With this in mind, I was captivated by Vic Stenning’s talk “Pelorus: a Tool for Business Change” at a meeting of the BCS Business Change Specialist Group last Thursday. The talk consisted purely of discussions about goals, how to elaborate goal models by asking WHY and HOW questions, how to avoid confusing goals and activities, how to identify stakeholders by asking WHO questions, how to define goals with measurable factors and targets, and how to anchor risks analysis on specific goals instead of doing it in a vacuum. Every concept had an almost direct relation to some of our research papers: goal-driven elaboration process, goal refinements, measures of partial goal satisfaction, obstacle analysis. The only ideas I could see missing from the discussions were conflict analysis and reasoning about alternatives.

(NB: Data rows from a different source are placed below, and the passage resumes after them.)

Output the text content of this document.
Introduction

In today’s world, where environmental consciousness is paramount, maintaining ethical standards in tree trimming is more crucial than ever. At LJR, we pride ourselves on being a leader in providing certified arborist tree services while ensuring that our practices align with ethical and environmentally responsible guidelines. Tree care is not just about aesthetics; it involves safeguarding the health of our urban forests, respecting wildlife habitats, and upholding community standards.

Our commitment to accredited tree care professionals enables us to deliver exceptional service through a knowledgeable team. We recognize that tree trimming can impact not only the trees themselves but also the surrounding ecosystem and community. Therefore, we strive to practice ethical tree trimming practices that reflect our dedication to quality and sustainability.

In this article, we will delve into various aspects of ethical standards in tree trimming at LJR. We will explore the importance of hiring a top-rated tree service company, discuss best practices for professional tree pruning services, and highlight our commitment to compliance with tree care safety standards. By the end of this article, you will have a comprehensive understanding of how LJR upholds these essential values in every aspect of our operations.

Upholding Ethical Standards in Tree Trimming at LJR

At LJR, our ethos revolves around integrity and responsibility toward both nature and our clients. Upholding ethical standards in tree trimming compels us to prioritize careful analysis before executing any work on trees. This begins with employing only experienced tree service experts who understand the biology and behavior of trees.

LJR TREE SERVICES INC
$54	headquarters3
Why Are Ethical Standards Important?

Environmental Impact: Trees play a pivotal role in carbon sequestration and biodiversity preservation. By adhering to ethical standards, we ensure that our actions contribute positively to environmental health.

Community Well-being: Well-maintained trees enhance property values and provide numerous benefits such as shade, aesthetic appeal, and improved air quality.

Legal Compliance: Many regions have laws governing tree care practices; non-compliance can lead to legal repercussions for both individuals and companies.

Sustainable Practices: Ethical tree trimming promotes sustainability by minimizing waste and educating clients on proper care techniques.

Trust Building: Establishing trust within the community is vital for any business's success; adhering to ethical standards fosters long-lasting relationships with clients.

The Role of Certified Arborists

And Pelorus even brings something new and exciting to goal modelling. It is a lightweight tool for collaborative modelling. The target domain for Pelorus is the domain of business change initiatives. Studies show that about 50% of all such initiatives fail. There are many reasons for this, but one of the main factors is a failure to engage key stakeholders early enough in the design of the changes. Vic quoted Rosabeth Kanter: “Change is disturbing when done to us, and exhilarating when done by us“—a view I agree with entirely. The focus in Pelorus is on providing a platform that allows large groups of stakeholders to collectively define and manage their goals for a change project. Unlike other goal modelling tools such as Objectiver or jUCM-Nav, it is not meant to be used for a detailed goal-oriented elaboration of complete software requirements specifications.

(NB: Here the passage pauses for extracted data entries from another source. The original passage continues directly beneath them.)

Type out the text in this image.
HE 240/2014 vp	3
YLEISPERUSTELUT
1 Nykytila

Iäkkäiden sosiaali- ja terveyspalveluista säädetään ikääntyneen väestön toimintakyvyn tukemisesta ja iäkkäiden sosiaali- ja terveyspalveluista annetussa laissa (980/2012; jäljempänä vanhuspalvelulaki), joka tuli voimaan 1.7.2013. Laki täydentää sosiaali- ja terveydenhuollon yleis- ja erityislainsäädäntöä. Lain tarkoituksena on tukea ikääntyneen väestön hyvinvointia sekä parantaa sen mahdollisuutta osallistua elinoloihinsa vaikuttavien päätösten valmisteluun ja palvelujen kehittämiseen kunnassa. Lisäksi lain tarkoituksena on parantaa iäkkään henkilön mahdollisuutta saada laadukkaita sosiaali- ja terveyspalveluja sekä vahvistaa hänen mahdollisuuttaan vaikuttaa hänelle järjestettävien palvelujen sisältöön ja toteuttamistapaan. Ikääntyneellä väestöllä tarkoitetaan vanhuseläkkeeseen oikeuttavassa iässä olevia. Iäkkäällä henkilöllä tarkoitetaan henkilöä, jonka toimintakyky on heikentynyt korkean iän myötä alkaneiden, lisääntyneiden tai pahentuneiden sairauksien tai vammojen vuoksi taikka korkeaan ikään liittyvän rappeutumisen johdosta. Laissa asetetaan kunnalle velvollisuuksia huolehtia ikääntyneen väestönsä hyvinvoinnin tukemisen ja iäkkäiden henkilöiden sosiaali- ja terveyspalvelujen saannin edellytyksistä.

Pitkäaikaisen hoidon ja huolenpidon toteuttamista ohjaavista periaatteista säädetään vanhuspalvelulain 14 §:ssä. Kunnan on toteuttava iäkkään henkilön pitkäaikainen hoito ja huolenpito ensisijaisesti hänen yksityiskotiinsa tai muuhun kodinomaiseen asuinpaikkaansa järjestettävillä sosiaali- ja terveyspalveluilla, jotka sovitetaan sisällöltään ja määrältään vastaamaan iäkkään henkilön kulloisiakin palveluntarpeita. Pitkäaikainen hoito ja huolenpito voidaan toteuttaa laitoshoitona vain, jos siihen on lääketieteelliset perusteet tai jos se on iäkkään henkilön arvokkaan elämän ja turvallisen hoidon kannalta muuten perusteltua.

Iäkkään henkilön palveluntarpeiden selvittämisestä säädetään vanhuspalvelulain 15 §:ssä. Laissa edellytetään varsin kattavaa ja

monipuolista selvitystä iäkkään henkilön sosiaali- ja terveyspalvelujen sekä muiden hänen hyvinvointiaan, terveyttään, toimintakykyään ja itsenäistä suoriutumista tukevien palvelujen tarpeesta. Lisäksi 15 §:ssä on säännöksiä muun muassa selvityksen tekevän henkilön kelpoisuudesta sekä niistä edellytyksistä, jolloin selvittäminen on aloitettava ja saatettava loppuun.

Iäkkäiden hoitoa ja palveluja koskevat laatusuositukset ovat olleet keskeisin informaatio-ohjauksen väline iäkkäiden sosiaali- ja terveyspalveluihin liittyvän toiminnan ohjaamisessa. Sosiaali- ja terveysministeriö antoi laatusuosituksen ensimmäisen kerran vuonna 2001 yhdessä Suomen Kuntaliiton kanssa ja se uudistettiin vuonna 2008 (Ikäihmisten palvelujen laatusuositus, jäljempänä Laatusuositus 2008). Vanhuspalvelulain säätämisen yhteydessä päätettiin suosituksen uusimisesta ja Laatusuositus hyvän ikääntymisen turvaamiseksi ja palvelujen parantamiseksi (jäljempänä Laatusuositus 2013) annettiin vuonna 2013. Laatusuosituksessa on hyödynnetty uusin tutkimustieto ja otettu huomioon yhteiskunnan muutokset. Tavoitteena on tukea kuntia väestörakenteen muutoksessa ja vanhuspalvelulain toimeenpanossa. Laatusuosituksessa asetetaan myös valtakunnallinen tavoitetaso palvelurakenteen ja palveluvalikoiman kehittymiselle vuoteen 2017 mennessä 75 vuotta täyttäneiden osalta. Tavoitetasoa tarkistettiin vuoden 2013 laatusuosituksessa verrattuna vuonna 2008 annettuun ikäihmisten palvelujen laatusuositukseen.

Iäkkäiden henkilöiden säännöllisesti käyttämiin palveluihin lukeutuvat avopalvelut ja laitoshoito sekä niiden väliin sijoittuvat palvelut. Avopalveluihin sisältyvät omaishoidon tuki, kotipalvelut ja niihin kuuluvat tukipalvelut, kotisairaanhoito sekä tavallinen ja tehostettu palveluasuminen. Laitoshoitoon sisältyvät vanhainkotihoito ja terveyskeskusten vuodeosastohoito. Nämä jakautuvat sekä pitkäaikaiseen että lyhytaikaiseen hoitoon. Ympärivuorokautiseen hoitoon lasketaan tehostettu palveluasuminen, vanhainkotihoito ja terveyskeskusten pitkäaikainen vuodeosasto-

Pelorus is a web-based tool with a deliberate minimalistic design. The main concept is that of goal, a goal can support other goals, goals must be well-defined and measurable, and—apart from a few of other things such as the goal-based risk analysis— that’s it. This is goal modelling stripped to its bare minimum! Keeping it simple is essential to allow a diverse group of stakeholders to contribute directly to its elaboration, but it also ensures that everyone focuses on the goals and noting else. This minimalistic design is reflected in a clean and simple user interface that you can see in their videos. Oh, maybe it’s a detail, but in Pelorus goal models are not called models, they are maps. This is a term that was also used by another company selling goal-oriented techniques, so there might be something here.

Once the goal map has been defined, Stakeholders continue to use Pelorus to supervise the delivery and harvesting of the changes. This transforms the goal model in a form of “living” business case that, unlike traditional business cases that are written once and then forgotten, can evolve throughout the change delivery. This is another interesting idea that resonates with my current research interests on system evolution.

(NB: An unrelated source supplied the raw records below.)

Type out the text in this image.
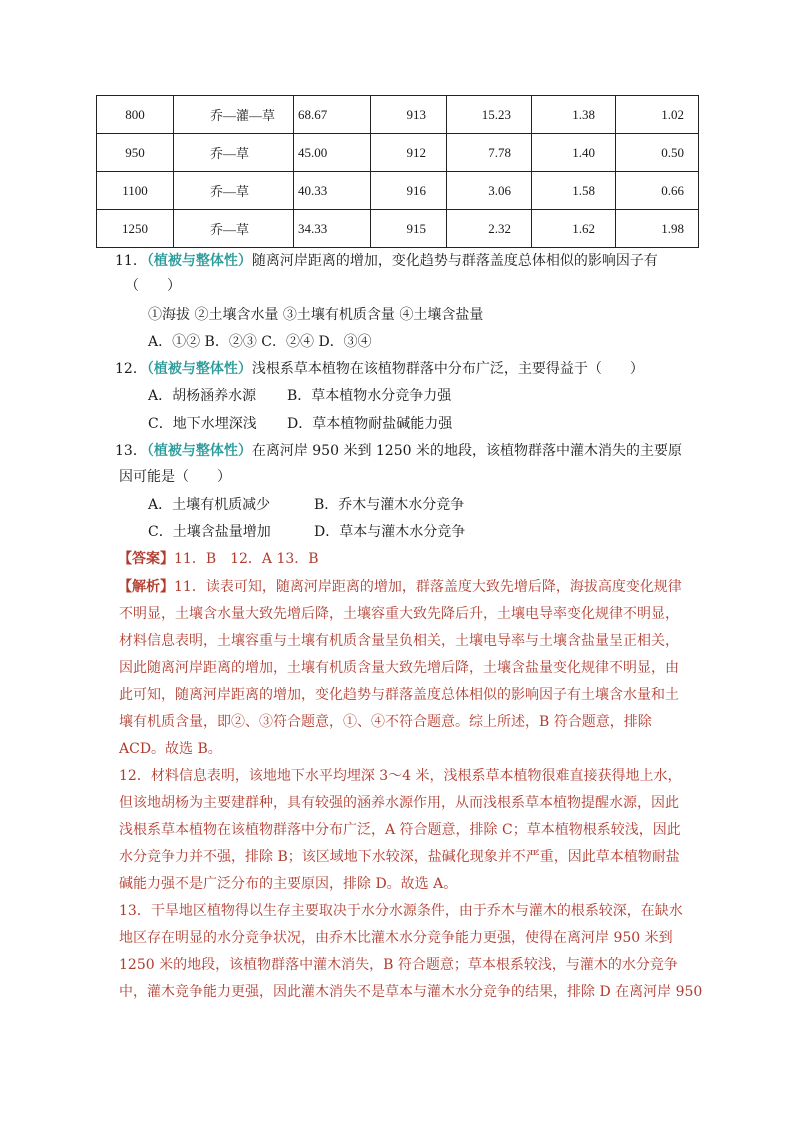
800	乔—灌—草	68.67	913	15.23	1.38	1.02
950	乔—草	45.00	912	7.78	1.40	0.50
1100	乔—草	40.33	916	3.06	1.58	0.66
1250	乔—草	34.33	915	2.32	1.62	1.98
11．（植被与整体性）随离河岸距离的增加，变化趋势与群落盖度总体相似的影响因子有
（　　）
①海拔 ②土壤含水量 ③土壤有机质含量 ④土壤含盐量
A．①② B．②③ C．②④ D．③④
12．（植被与整体性）浅根系草本植物在该植物群落中分布广泛，主要得益于（　　）
A．胡杨涵养水源 B．草本植物水分竞争力强
C．地下水埋深浅 D．草本植物耐盐碱能力强
13．（植被与整体性）在离河岸 950 米到 1250 米的地段，该植物群落中灌木消失的主要原
因可能是（　　）
A．土壤有机质减少	B．乔木与灌木水分竞争
C．土壤含盐量增加	D．草本与灌木水分竞争
【答案】11．B　12．A 13．B
【解析】11．读表可知，随离河岸距离的增加，群落盖度大致先增后降，海拔高度变化规律
不明显，土壤含水量大致先增后降，土壤容重大致先降后升，土壤电导率变化规律不明显，
材料信息表明，土壤容重与土壤有机质含量呈负相关，土壤电导率与土壤含盐量呈正相关，
因此随离河岸距离的增加，土壤有机质含量大致先增后降，土壤含盐量变化规律不明显，由
此可知，随离河岸距离的增加，变化趋势与群落盖度总体相似的影响因子有土壤含水量和土
壤有机质含量，即②、③符合题意，①、④不符合题意。综上所述，B 符合题意，排除
ACD。故选 B。
12．材料信息表明，该地地下水平均埋深 3～4 米，浅根系草本植物很难直接获得地上水，
但该地胡杨为主要建群种，具有较强的涵养水源作用，从而浅根系草本植物提醒水源，因此
浅根系草本植物在该植物群落中分布广泛，A 符合题意，排除 C；草本植物根系较浅，因此
水分竞争力并不强，排除 B；该区域地下水较深，盐碱化现象并不严重，因此草本植物耐盐
碱能力强不是广泛分布的主要原因，排除 D。故选 A。
13．干旱地区植物得以生存主要取决于水分水源条件，由于乔木与灌木的根系较深，在缺水
地区存在明显的水分竞争状况，由乔木比灌木水分竞争能力更强，使得在离河岸 950 米到
1250 米的地段，该植物群落中灌木消失，B 符合题意；草本根系较浅，与灌木的水分竞争
中，灌木竞争能力更强，因此灌木消失不是草本与灌木水分竞争的结果，排除 D 在离河岸 950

Pelorus could be a good example of how research ideas transfer to practice, except that Vic Stenning had never heard about goal-oriented requirements engineering. The main influence behind Pelorus, he says, is critical systems thinking –although, as far as I know, critical systems thinking doesn’t include the kind of goal modelling approach present in Pelorus. Sure enough, the concepts of goals, goal decomposition, measurable objectives, and perhaps even obstacles are so common that one doesn’t need to have read or heard about goal modelling to come up with the same ideas. Yet, during the talk, the resemblances with the research papers and tutorial on goal-oriented requirements engineering was striking. One person in the audience observed that these ideas are very much in the air at the moment. As a researcher who sometimes has to justify the public money spent on his research by showing it has an impact, I like to believe that we have played at least a small role in putting these ideas in the air. I hope Pelorus and other similar tools will continue to push these ideas forward.